Mexican Style Noodles with a Fried Egg

posted in: Mexican, Pasta, Vegetarian | 4

I’ve made this recipe quite a few times now and it’s strangely addictive. The first time I made it, I thought it was good but not anything to knock your socks off. But, when I was done eating, I was wishing for more. And I was excited to have the leftovers for lunch the next day, which is a good sign for me of a successful recipe. This is the first recipe that I’ve made that has you brown the uncooked noodles in butter. I have to say that I really like this method. It gives the noodles a toothyness that I really like and a buttery, nutty flavor. I think that’s what really makes the recipe for me.
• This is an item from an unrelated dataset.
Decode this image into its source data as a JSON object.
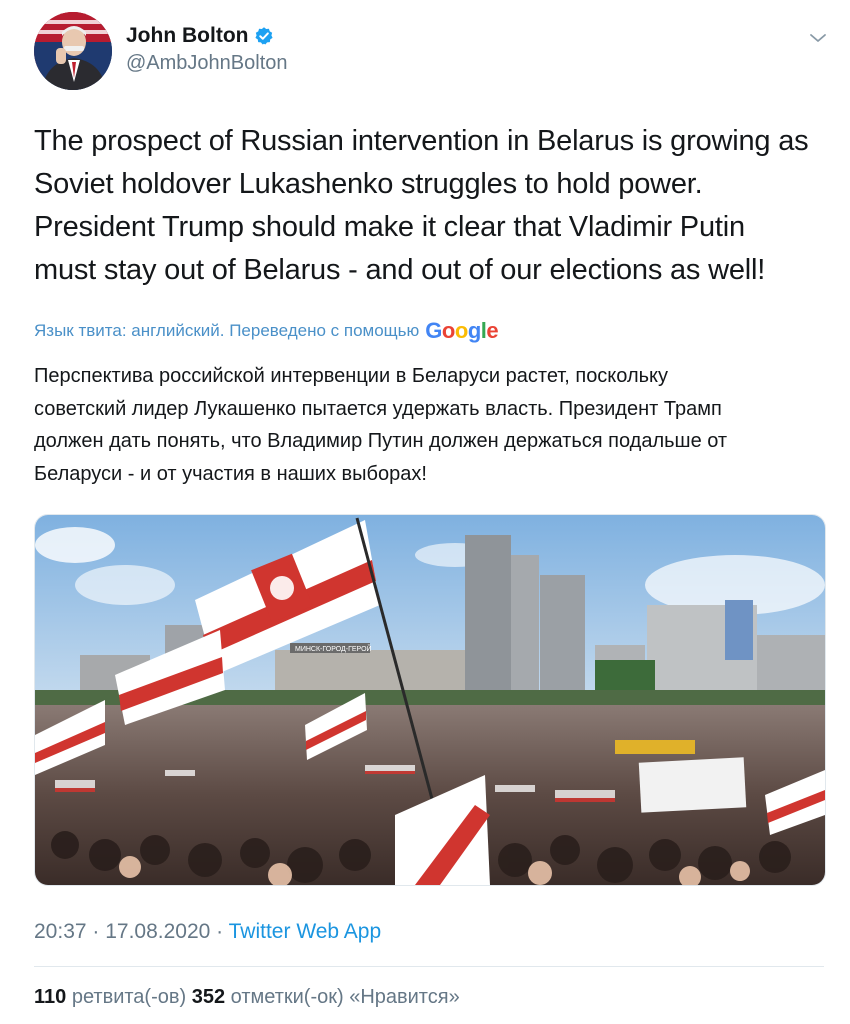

Mexican Style Noodles with a Fried Egg
Author: 
Recipe type: Pasta
Cuisine: Mexican
Serves: 6
 
Ingredients
  • 1 tablespoon unsalted butter
  • 12 ounces thin spaghetti, broken into small pieces
  • 3½ cups chicken broth (use vegetable broth to make vegetarian)
  • 1 14.5-ounce can tomato puree
  • 1 14.5-ounce can black beans, drained and rinsed
  • 1 chipotle chilies in adobo, chopped (leave this out if you don't like spice)
  • Kosher salt and black pepper
  • 6 large eggs
Instructions
  1. Melt 1 tablespoons of the butter in a large saucepan over medium heat.
  2. Add the spaghetti and cook, stirring, until browned, 5 to 7 minutes.
  3. Stir in the broth, tomato puree, black beans, chipotles, and ½ teaspoon each salt and pepper. Cook, stirring occasionally, until the spaghetti is tender and the sauce is thickened, about 15 minutes.
  4. Meanwhile, heat a large nonstick skillet over medium heat. Crack the eggs into the pan and cook until the whites are set and the yolks are still slightly runny, 3 to 5 minutes.
  5. Top the noodles with the fried eggs and Parmesan.
Nutrition Information
Serving size:  Calories: 383 Fat: 8 g Saturated fat: 3 g Unsaturated fat: 4 g Trans fat: 0 Carbohydrates: 61 g Sugar: 6 g Sodium: 875 mg Fiber: 13 g Protein: 19 g Cholesterol: 190 mg
11 Weight Watchers Smart Points per serving

Melt 1 tablespoons of the butter in a large saucepan over medium heat. Add the spaghetti and cook, stirring, until browned, 5 to 7 minutes.

Stir in the broth, tomato puree, black beans, chipotles, and ½ teaspoon each salt and pepper. Cook, stirring occasionally, until the spaghetti is tender and the sauce is thickened, about 15 minutes. (I usually add the chipotles in the end just to the adult plates. The kids can’t handle much spice.)

Meanwhile, heat a large nonstick skillet over medium heat. Crack the eggs into the pan and cook until the whites are set and the yolks are still slightly runny, 3 to 5 minutes. Top the noodles with the fried eggs and Parmesan.

 

4 Responses

  1. Kelly Reynolds

    This looks awesome and my kids will eat all the ingredients. Plus, it’s essentially dairy free for Lane–perfect!